GDPR and similar regulations such as those mentioned above have encouraged organizations to try and prevent or limit the risks of a potential data breach by upgrading and improving their cybersecurity measures, and that can only be a good thing for all.
However, it remains a challenge to many businesses to factor in the cost of non-compliance, when fines can amount to as much as 4% of global annual turnover. For this reason, many businesses operating within the jurisdiction of GDPR or similar regulations have seen fit not only to upgrade their cybersecurity defences but also to instate a Data Protection Officer to take responsibility for overseeing compliance.

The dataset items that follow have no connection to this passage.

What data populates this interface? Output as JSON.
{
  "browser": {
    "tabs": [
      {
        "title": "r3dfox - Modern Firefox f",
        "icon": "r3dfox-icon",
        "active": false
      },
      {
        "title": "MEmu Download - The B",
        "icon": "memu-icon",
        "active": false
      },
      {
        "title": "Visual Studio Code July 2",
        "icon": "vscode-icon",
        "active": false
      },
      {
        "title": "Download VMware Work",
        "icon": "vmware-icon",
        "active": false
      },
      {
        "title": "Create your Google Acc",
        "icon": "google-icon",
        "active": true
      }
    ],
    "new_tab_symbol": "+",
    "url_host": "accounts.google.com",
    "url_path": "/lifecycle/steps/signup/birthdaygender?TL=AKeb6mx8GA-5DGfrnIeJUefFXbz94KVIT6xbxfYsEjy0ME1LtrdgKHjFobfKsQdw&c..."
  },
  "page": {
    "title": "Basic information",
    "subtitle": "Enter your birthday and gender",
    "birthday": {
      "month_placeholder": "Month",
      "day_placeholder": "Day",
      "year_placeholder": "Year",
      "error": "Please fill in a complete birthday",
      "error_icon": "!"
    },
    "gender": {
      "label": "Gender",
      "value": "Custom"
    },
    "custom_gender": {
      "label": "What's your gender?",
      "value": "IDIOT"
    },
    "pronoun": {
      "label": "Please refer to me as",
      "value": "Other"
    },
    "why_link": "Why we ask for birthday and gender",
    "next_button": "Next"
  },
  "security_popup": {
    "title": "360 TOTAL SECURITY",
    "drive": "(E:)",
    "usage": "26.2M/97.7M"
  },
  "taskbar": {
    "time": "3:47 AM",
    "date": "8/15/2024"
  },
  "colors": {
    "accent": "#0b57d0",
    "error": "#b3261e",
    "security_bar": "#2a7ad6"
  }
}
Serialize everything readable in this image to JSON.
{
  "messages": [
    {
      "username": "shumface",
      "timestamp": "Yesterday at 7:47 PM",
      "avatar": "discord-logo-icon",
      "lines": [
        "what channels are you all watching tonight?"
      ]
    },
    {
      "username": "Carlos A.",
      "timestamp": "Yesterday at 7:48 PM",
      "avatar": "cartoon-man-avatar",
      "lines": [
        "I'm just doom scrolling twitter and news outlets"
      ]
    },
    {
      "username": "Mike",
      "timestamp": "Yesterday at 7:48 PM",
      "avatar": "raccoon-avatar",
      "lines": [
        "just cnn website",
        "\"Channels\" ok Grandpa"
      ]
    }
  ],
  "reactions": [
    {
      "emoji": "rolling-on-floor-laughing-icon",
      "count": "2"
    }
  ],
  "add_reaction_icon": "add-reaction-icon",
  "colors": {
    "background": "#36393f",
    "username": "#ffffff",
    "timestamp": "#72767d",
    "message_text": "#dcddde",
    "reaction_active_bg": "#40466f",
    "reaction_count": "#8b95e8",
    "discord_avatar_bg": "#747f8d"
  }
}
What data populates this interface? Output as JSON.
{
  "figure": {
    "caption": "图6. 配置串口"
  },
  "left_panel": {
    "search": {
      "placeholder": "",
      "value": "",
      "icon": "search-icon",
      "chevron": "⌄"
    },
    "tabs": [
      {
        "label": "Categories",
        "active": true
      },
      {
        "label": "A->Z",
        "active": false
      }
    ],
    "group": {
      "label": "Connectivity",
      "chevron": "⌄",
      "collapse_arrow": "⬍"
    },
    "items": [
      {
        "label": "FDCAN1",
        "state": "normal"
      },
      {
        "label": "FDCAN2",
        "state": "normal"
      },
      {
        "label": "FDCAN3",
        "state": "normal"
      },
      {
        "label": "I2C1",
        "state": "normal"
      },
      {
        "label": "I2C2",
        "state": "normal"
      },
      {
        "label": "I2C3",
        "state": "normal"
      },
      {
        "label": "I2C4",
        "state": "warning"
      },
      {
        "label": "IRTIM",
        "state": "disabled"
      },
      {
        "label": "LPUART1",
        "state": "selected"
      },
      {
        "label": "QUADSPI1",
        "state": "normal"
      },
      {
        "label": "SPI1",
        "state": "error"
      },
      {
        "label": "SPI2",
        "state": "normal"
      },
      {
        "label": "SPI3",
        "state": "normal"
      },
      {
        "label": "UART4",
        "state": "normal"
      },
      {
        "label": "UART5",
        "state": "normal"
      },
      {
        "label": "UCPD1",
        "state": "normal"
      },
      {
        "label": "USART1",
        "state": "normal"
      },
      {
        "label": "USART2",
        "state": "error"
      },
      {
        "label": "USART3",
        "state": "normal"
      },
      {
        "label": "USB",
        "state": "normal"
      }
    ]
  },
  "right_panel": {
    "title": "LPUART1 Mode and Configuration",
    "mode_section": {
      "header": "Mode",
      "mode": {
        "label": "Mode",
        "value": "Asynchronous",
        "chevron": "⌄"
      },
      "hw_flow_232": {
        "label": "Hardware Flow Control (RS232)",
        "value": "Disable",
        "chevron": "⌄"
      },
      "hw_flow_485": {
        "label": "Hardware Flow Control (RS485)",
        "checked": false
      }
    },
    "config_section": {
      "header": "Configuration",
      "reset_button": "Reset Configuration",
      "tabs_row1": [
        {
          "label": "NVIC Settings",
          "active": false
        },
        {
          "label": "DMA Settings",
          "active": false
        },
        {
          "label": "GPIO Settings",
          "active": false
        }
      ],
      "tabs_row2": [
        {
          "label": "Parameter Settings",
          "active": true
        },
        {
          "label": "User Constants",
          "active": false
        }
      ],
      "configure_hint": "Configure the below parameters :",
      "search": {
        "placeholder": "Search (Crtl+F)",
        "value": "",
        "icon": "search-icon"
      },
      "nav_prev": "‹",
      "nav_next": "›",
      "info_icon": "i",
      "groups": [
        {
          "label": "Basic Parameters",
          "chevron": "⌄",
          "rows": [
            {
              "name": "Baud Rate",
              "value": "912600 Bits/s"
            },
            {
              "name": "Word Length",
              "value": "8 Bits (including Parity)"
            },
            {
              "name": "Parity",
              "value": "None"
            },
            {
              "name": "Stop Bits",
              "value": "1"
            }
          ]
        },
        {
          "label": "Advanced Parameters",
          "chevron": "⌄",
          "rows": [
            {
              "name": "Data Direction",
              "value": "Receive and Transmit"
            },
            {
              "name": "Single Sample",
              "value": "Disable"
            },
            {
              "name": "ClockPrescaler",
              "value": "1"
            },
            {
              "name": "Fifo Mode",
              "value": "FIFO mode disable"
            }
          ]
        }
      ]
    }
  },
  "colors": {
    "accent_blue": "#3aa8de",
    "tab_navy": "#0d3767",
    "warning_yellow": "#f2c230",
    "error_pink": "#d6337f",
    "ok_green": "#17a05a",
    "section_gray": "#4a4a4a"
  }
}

There is no doubt that GDPR has changed the landscape of data collection and protection since May 2018, not just in Europe but across much of the world’s markets. However, despite the penalties, the data breaches keep on rolling, and customer data keeps on being leaked and traded.
To some extent, this can be seen as enterprise still playing catch up on years of poor or neglected data protection practices and legacy security technology. The threat actors are still out there punishing those that have not upgraded the technology they need to secure their clients’ data, and the regulators are out there punishing those that have not upgraded their data collection procedures and policies. If that tells us anything, it should be that data protection is a fundamental priority of every data collector. If an organization gets punished by the bad guys, it can expect the regulators to be lining up right behind them.